Before I get into some thoughts about minimalism I just wanted to thank you for all your kind comments and emails about my post on Monday. Writing about our journey to get Margs here safely is something I’ve been debating for quite some time. On the one hand, I don’t want to scare anyone because of what happened to me – I’m really a statistic and not at all the norm but words have the power to frighten so I’ve been holding off. But, ultimately I felt like I had to put the story out there because it’s such an important part of who I am and what is in my heart. I carry it around with me and it really has defined who I’ve become in the last few years. All this to say, thank you from the very bottom of my heart for being so supportive- it was rather scary to hit publish on that one. Also, I’m so sorry for all the typos in that post- I didn’t have it in me to reread it before I published and when I did decide to face it and read it again yesterday I was horrified by all the errors in the post. My apologies!
So, on to some minimalism stuff and a few thoughts I’ve been mulling over lately okay?
Recently, I’m finding it’s becoming more and more difficult to label myself a minimalist.
I still live a very simple and frugal lifestyle but actually identifying as a minimalist is something I’m really struggling with.
I read an article recently (I should have bookmarked it because I can’t find it now to share with you) about a woman who lives a minimalistic life but out of necessity and not choice. It got the gears going like the spatula debacle and the more I process her story the more I realize I’m just so so uncomfortable with the label.
There’s just so much inherent privilege that comes from choosing to be a minimalist isn’t there? I mean making the conscious decision to live with less stuff because you want to live a simpler life is really in itself a luxury right?.
My reality is such that I choose to have a small wardrobe, I choose not to clutter my home and I choose not to buy material goods that don’t bring joy to my life. My reality is that if there is a time in the future that I feel I need or want any of those things I can simply go out and buy them- not everyone has that choice available to them. The story might be entirely different if I were in a position where I didn’t have that choice ya know? Perhaps under those circumstances I’d gladly welcome more things into my life.
The reality is that I’m an educated, white, middle class married woman who can make the decision to live with less stuff. I’m extremely privileged to be in a social class where I can make that choice for myself.
But how does the family who cannot afford to pay rent or buy food feel about middle classers patting themselves on the back because they donated bags and bags of things to goodwill in an effort to be a minimalist? How does minimalism as a movement make those who don’t have the choice feel? Does it disenfranchise them in some way? Does my choice not to live a consumerist lifestyle somehow take their agency away?
It all got me thinking about my grandparents and their journey here to Canada in the mid 1950s. They came with NOTHING and when I say nothing I mean absolutely zero in the way of goods and funds. I think they actually brought food in a trunk that they had confiscated at customs – dry beans and a few salamis (italian immigrants). FOOD – not cash, or clothes or any of the stuff we’d take on a trip. FOOD!! Actually, they came here in debt owing a nice chunk of money to a man who loaned them enough cash to afford the tickets for their trans Atlantic trip.

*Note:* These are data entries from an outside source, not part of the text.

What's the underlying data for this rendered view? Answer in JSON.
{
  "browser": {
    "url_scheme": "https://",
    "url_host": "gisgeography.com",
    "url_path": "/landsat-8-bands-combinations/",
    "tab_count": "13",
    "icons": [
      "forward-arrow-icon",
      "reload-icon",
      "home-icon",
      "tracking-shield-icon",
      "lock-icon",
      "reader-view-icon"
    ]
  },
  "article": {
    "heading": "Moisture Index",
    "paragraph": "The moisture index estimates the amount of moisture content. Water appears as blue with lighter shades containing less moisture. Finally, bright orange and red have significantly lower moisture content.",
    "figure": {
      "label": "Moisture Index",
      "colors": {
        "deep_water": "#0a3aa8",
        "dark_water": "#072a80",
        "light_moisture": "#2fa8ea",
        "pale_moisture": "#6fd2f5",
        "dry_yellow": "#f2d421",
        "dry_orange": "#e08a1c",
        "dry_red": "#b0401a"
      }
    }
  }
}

My grandparents were minimalists by modern definitions. They had only what they needed and nothing more. The difference though is that the lifestyle they lived was not a choice – they lived that way out of necessity.
If my grandfather were alive today he’d likely tell me that I’m being an asshole by labeling myself a minimalist because from his point of view minimalism isn’t something to aspire to. It’s not something that necessarily brought happiness to his life. Minimalism for people like my grandparents meant poverty, struggle and inequality. He told me on more occasions than I can count how hard life was – how by not having much in the way of money or “stuff” he and my grandmother had to work extremely hard for the most basic necessities they needed to make their home and life somewhat comfortable. My grandfather took on a job shoveling snow in our brutal Canadian winters where his feet got frost bitten from the cold because he only owned one pair shoes. Now, people who follow the movement create competition based on who has less footwear. It’s irksome I think. Well, it irks me.
There’s a lot of ideas in this post and I’m not sure I’m really articulating what’s at the heart of my discomfort. I know that in some respects, I’m somehow distancing myself from the whole movement because I’m not okay with somehow trivializing the reality that there are people living as minimalists out of necessity while there are others trying to decide which designer purses they want to do away with to keep up with the famous minimizers of the world. Minimalism as a label is just so incredibly loaded I’ve realized – loaded with inherent privilege and inequality that just makes me so uncomfortable.
I’m fortunate to be part of social class that allows me to make these lifestyle choices for myself. Having said that, the sociocultural and political forces at play that don’t give everyone that right are really something to consider in the whole minimalism narrative.
Do you feel that being a minimalist is a privilege? What are your thoughts on the issue? If you disagree with me please let me know! Let’s discuss!